Hamilton’s bankruptcy reorganization, of course, had some fundamental differences with what we require today. While he was dealing with overwhelming debt from the war, we are dealing with trillions in speculation—which can and must be ruled invalid altogether. But like him, we are compelled to look beyond the question of “money” per se, and judge the financial conduct of the Federal government from the standpoint of the physical economy. Where “money” considerations conflict with the General Welfare, they must take a back seat—with full knowledge that the extension of credit for productive investment will ultimately put the nation’s fiscal, as well as physical, house in order.
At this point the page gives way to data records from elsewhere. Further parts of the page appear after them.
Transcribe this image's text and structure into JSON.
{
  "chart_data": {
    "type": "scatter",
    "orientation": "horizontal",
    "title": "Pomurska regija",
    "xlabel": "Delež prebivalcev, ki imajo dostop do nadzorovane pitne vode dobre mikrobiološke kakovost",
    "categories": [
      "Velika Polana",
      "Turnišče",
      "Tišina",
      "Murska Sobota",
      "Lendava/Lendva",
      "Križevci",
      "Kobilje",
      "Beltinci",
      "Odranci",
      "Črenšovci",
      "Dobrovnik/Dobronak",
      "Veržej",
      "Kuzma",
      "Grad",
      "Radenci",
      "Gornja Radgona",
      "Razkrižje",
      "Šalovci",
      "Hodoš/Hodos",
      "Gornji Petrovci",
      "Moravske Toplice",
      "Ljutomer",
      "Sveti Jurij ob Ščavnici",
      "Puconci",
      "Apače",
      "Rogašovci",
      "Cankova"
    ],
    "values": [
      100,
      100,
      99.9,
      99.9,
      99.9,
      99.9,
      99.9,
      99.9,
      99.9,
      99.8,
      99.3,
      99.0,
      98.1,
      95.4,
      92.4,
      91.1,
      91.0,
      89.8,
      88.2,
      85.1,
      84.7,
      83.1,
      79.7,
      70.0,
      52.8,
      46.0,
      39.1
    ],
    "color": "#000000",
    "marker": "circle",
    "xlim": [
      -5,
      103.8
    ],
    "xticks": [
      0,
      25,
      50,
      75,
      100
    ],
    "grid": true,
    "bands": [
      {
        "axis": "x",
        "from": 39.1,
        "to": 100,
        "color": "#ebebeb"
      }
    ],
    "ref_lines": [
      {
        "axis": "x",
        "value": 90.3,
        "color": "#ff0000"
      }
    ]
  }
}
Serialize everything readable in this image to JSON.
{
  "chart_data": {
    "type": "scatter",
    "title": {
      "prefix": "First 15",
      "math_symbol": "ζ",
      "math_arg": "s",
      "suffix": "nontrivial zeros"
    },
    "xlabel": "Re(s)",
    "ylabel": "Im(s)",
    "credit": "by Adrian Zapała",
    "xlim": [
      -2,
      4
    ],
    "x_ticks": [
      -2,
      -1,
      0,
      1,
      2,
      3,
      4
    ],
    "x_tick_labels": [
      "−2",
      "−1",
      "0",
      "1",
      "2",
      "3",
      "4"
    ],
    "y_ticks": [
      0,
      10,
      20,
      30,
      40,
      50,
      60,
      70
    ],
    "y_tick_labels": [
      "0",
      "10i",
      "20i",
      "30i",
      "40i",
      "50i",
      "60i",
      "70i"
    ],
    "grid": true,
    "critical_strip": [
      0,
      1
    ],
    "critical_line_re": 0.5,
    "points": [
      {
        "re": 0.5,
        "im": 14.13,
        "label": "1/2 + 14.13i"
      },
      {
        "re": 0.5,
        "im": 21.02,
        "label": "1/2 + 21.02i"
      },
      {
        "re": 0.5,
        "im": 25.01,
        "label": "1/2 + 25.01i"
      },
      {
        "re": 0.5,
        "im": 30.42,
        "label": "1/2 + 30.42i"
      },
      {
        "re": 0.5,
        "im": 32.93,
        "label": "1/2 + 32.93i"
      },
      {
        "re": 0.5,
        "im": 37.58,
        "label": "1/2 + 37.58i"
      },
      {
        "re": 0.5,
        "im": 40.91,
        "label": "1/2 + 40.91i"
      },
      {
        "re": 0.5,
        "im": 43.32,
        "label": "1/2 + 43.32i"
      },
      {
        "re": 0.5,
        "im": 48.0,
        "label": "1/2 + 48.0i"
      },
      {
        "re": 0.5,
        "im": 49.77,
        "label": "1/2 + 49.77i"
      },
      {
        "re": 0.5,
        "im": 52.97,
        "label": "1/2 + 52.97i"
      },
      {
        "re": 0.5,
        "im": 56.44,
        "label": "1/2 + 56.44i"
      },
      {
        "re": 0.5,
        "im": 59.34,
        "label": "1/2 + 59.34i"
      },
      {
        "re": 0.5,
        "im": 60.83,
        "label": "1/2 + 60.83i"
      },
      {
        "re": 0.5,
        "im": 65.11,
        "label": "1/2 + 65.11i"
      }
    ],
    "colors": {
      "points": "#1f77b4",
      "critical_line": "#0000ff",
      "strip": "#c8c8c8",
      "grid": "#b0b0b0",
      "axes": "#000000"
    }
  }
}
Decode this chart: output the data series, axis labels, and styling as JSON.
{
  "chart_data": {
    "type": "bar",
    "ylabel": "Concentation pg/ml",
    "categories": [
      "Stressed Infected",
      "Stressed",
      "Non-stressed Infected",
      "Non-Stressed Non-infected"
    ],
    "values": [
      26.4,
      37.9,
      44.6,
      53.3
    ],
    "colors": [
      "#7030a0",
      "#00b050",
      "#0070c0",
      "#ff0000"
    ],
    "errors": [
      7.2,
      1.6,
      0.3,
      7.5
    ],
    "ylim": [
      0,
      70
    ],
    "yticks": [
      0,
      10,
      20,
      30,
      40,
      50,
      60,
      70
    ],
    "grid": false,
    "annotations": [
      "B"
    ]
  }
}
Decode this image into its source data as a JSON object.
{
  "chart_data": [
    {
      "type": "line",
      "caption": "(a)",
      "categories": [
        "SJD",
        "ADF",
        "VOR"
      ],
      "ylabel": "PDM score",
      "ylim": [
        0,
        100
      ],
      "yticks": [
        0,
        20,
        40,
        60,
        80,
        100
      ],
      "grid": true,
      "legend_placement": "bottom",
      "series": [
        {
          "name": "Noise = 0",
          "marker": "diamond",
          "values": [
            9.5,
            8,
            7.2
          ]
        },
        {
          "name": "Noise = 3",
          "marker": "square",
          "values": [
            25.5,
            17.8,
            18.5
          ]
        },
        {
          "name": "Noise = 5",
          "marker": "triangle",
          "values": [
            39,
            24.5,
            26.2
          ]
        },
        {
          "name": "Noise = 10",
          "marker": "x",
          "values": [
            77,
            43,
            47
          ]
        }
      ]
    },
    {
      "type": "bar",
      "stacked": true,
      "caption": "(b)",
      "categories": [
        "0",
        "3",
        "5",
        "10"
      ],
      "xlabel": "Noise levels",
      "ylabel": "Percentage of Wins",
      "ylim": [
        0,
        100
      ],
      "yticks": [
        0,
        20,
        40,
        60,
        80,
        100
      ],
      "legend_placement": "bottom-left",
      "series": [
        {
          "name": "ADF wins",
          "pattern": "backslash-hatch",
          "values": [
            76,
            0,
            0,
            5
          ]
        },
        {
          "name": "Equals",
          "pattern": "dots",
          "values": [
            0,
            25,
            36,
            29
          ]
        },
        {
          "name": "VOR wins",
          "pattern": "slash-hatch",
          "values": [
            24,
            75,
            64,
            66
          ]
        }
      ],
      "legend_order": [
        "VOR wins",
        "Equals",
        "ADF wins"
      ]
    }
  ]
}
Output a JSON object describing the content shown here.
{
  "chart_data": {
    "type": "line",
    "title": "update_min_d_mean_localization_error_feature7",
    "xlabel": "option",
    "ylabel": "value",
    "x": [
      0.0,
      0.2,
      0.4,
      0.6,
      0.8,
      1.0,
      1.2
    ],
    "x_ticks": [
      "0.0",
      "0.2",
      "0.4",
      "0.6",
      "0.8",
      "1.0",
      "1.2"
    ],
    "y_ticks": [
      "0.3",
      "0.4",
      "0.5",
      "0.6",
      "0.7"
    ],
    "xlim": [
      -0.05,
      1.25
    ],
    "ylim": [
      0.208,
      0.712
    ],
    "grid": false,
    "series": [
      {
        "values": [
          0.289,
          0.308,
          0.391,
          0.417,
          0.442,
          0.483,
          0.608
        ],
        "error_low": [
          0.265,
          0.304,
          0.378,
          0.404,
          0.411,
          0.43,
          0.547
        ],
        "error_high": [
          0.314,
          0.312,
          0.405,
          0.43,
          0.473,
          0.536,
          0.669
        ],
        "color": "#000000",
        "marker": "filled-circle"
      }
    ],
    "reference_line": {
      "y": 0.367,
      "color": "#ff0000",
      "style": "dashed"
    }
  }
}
It is in light of that principle, that we face the urgent necessity of re-instating FDR’s Glass-Steagall legislation, which separated the speculators from the commercial bankers who tied their pursuit of profits to improving the welfare of their communities. Hamilton may not have had such a law, but the Constitution itself, in Article 1, Section 8, mandates that Congress regulate the creation and value of currency—and that in line with the General Welfare—which should rule out imposing casino debts on our nation. Note also that Hamilton spent his every day as Treasury Secretary fighting the speculators—including Aaron Burr, their representative at the Bank of Manhattan, a bank founded on fraud, and expanding on it. Hamilton paid for that opposition with his life.
In principle, we must also apply the example of Hamilton’s National Bank. This is particularly apt in the case of the extreme indebtedness that we, as a nation, have incurred with nations such as China and Japan, all of which is verging on explosion, under the current hyper-inflationary policy of Federal Reserve chairman Ben Bernanke, the Bank of England, et al. That legitimate debt can be turned into credit, which will enhance the productivity of nations, and, under a renewed fixed-exchange-rate regime, create a stable environment in which technological progress can take off once again.
It’s time to put the monetarists in their place. Those who invoke “Constitutional principle” in support of dismantling the Federal government, are actually spitting on the principles of that founding document.
It is the concept of the General Welfare which Hamilton, Franklin, and their allies espoused, and put in the Constitution, that must rule our economic policy, and that means using government power to enhance the productive powers of labor. Now is the time for all patriots to rally to that cause.